The EPA and three similar state environmental agencies brought suit against U.S. Steel related to a modification of a company furnace located in Indiana. U.S. Steel performed the work in 1990, and the plaintiff environmental agencies alleged that U.S. Steel never got the required “construction permit.” Specifically, the plaintiffs alleged that the work in 1990 constituted a “major modification” under the Clean Air Act. A major modification would trigger requirements under the Clean Air Act’s PSD (“Prevention of Significant Deterioration) and NSR (New Source Review) permitting programs. In general, these requirements include government review, modification permits, and installing mechanisms for minimizing pollution. The plaintiffs alleged that U.S. Steel did not comply with these requirements when it performed the work in 1990, and the plaintiffs sought financial penalties and injunctive relief.
Since the claim was filed in 2012 and related to the 1990 project, U.S. Steel brought a motion to dismiss based on the five-year statute of limitations. The court agreed that the statute of limitations barred the claim for financial penalties. However, the court initially did not find that the statute of limitations barred the request for injunctive relief.

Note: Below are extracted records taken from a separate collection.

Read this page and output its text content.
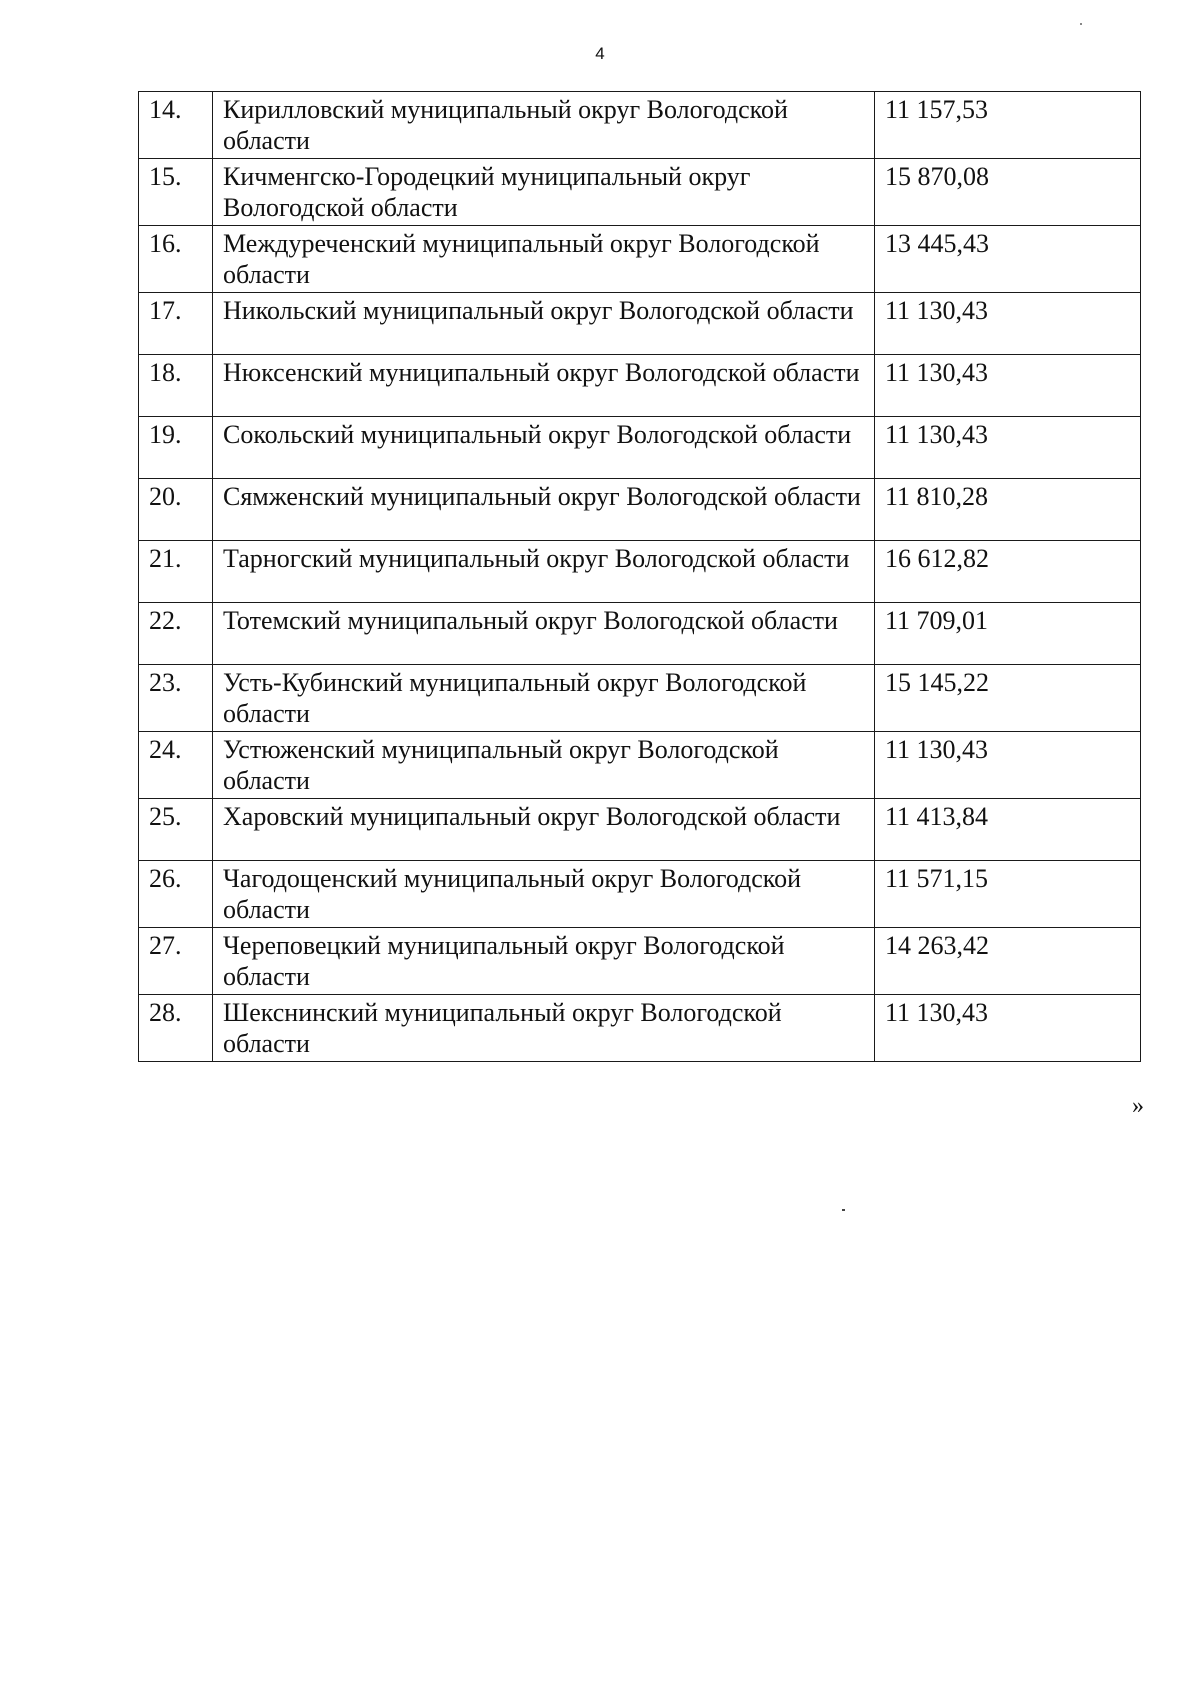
4
14.	Кирилловский муниципальный округ Вологодской области	11 157,53
15.	Кичменгско-Городецкий муниципальный округ Вологодской области	15 870,08
16.	Междуреченский муниципальный округ Вологодской области	13 445,43
17.	Никольский муниципальный округ Вологодской области	11 130,43
18.	Нюксенский муниципальный округ Вологодской области	11 130,43
19.	Сокольский муниципальный округ Вологодской области	11 130,43
20.	Сямженский муниципальный округ Вологодской области	11 810,28
21.	Тарногский муниципальный округ Вологодской области	16 612,82
22.	Тотемский муниципальный округ Вологодской области	11 709,01
23.	Усть-Кубинский муниципальный округ Вологодской области	15 145,22
24.	Устюженский муниципальный округ Вологодской области	11 130,43
25.	Харовский муниципальный округ Вологодской области	11 413,84
26.	Чагодощенский муниципальный округ Вологодской области	11 571,15
27.	Череповецкий муниципальный округ Вологодской области	14 263,42
28.	Шекснинский муниципальный округ Вологодской области	11 130,43
»
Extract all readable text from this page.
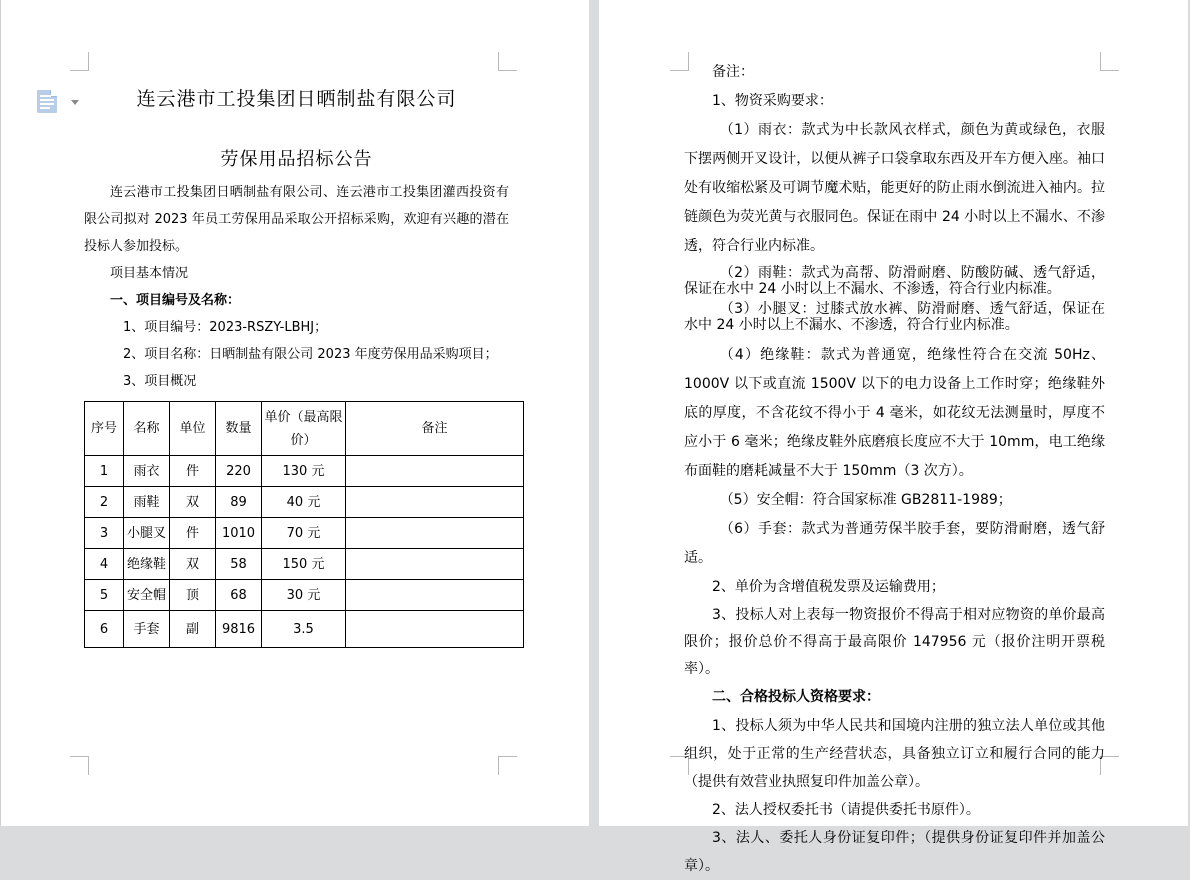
连云港市工投集团日晒制盐有限公司
劳保用品招标公告

连云港市工投集团日晒制盐有限公司、连云港市工投集团灌西投资有限公司拟对 2023 年员工劳保用品采取公开招标采购，欢迎有兴趣的潜在投标人参加投标。

项目基本情况

一、项目编号及名称：

1、项目编号：2023-RSZY-LBHJ；

2、项目名称：日晒制盐有限公司 2023 年度劳保用品采购项目；

3、项目概况

序号	名称	单位	数量	单价（最高限价）	备注
1	雨衣	件	220	130 元	
2	雨鞋	双	89	40 元	
3	小腿叉	件	1010	70 元	
4	绝缘鞋	双	58	150 元	
5	安全帽	顶	68	30 元	
6	手套	副	9816	3.5	

备注：

1、物资采购要求：

（1）雨衣：款式为中长款风衣样式，颜色为黄或绿色，衣服下摆两侧开叉设计，以便从裤子口袋拿取东西及开车方便入座。袖口处有收缩松紧及可调节魔术贴，能更好的防止雨水倒流进入袖内。拉链颜色为荧光黄与衣服同色。保证在雨中 24 小时以上不漏水、不渗透，符合行业内标准。

（2）雨鞋：款式为高帮、防滑耐磨、防酸防碱、透气舒适，保证在水中 24 小时以上不漏水、不渗透，符合行业内标准。

（3）小腿叉：过膝式放水裤、防滑耐磨、透气舒适，保证在水中 24 小时以上不漏水、不渗透，符合行业内标准。

（4）绝缘鞋：款式为普通宽，绝缘性符合在交流 50Hz、1000V 以下或直流 1500V 以下的电力设备上工作时穿；绝缘鞋外底的厚度，不含花纹不得小于 4 毫米，如花纹无法测量时，厚度不应小于 6 毫米；绝缘皮鞋外底磨痕长度应不大于 10mm，电工绝缘布面鞋的磨耗减量不大于 150mm（3 次方）。

（5）安全帽：符合国家标准 GB2811-1989；

（6）手套：款式为普通劳保半胶手套，要防滑耐磨，透气舒适。

2、单价为含增值税发票及运输费用；

3、投标人对上表每一物资报价不得高于相对应物资的单价最高限价；报价总价不得高于最高限价 147956 元（报价注明开票税率）。

二、合格投标人资格要求：

1、投标人须为中华人民共和国境内注册的独立法人单位或其他组织，处于正常的生产经营状态，具备独立订立和履行合同的能力（提供有效营业执照复印件加盖公章）。

2、法人授权委托书（请提供委托书原件）。

3、法人、委托人身份证复印件；（提供身份证复印件并加盖公章）。
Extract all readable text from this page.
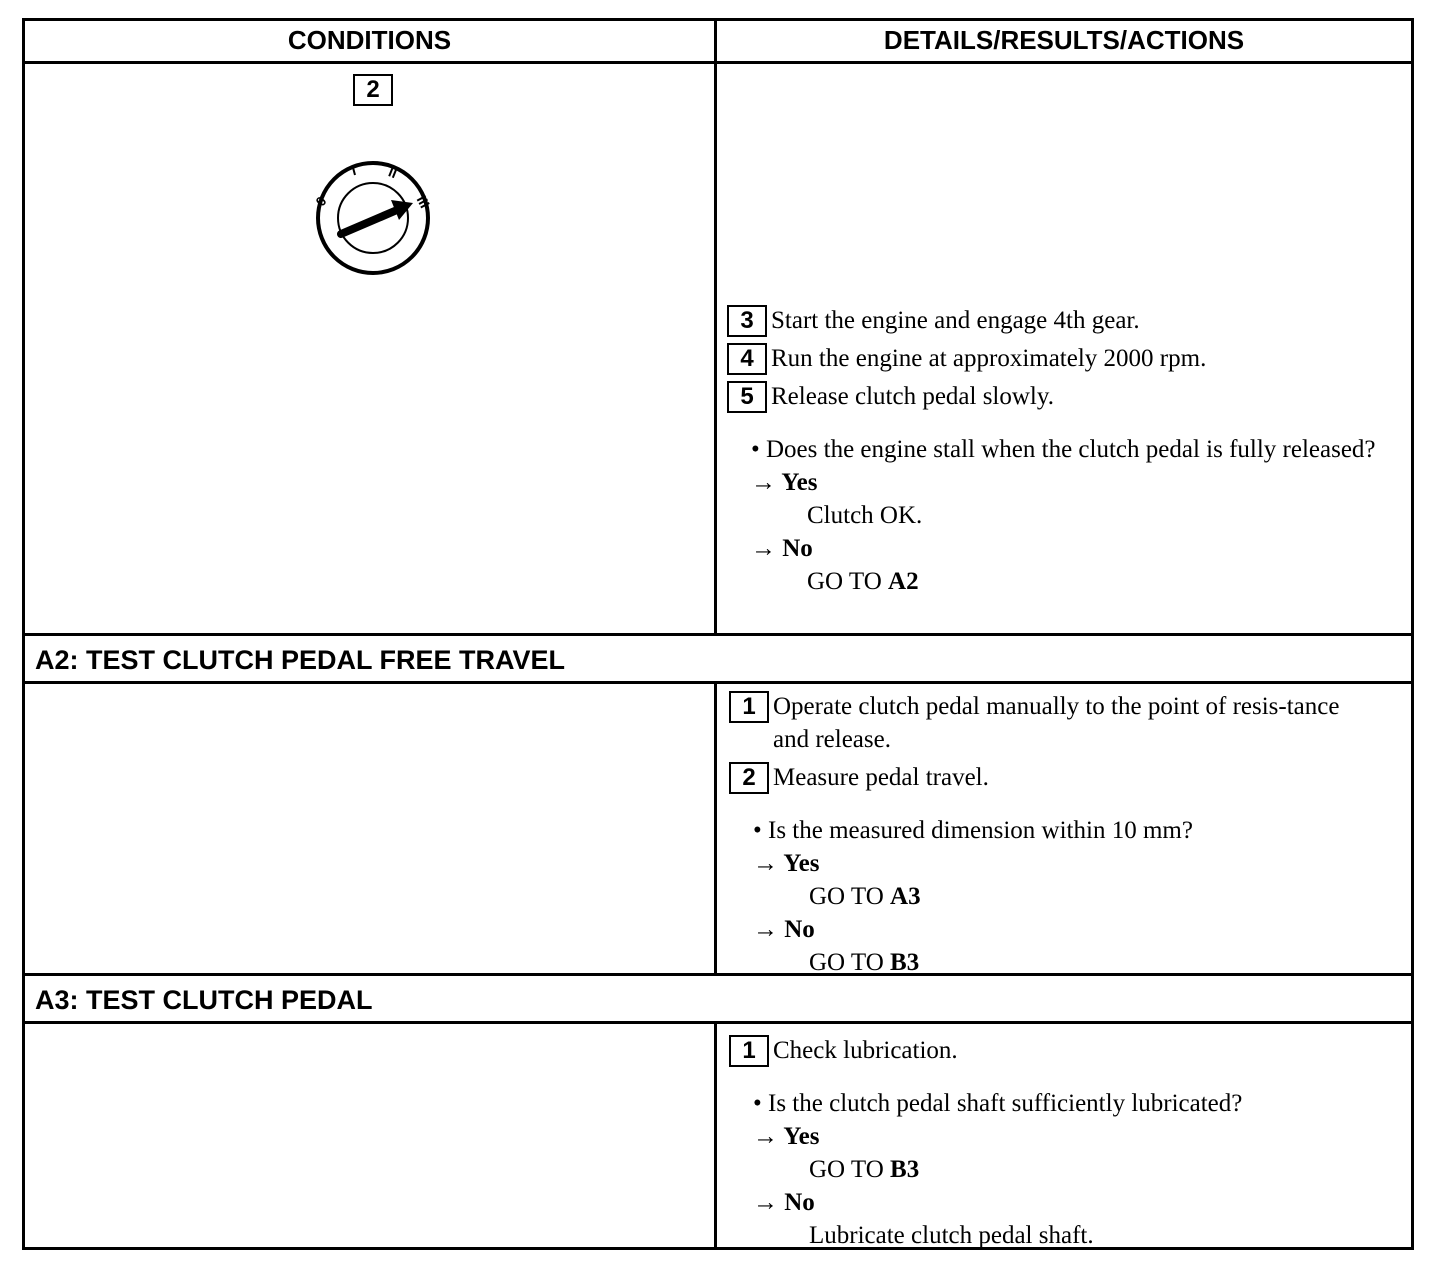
CONDITIONS	DETAILS/RESULTS/ACTIONS
2
0
I II
III
3 Start the engine and engage 4th gear.
4 Run the engine at approximately 2000 rpm.
5 Release clutch pedal slowly.
• Does the engine stall when the clutch pedal is fully released?
→ Yes
Clutch OK.
→ No
GO TO A2
A2: TEST CLUTCH PEDAL FREE TRAVEL
1 Operate clutch pedal manually to the point of resis-tance and release.
2 Measure pedal travel.
• Is the measured dimension within 10 mm?
→ Yes
GO TO A3
→ No
GO TO B3
A3: TEST CLUTCH PEDAL
1 Check lubrication.
• Is the clutch pedal shaft sufficiently lubricated?
→ Yes
GO TO B3
→ No
Lubricate clutch pedal shaft.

After U.S. Steel filed a motion for reconsideration, the court reevaluated the Seventh Circuit Court of Appeal’s decision in United States v. Midwest Generation, LLC, 720 F.3d 644 (7th Cir. 2013), and found that Midwest Generation prohibited the government from seeking injunctive relief for alleged permitting violations that were committed and completed long ago. The court admitted that it found the Seventh Circuit’s reasoning less than crystal clear, and noted that the Seventh Circuit did not mention injunction directly. However, the court re-examined Midwest Generation and determined that injunctive relief was limited to the five-year statute of limitations.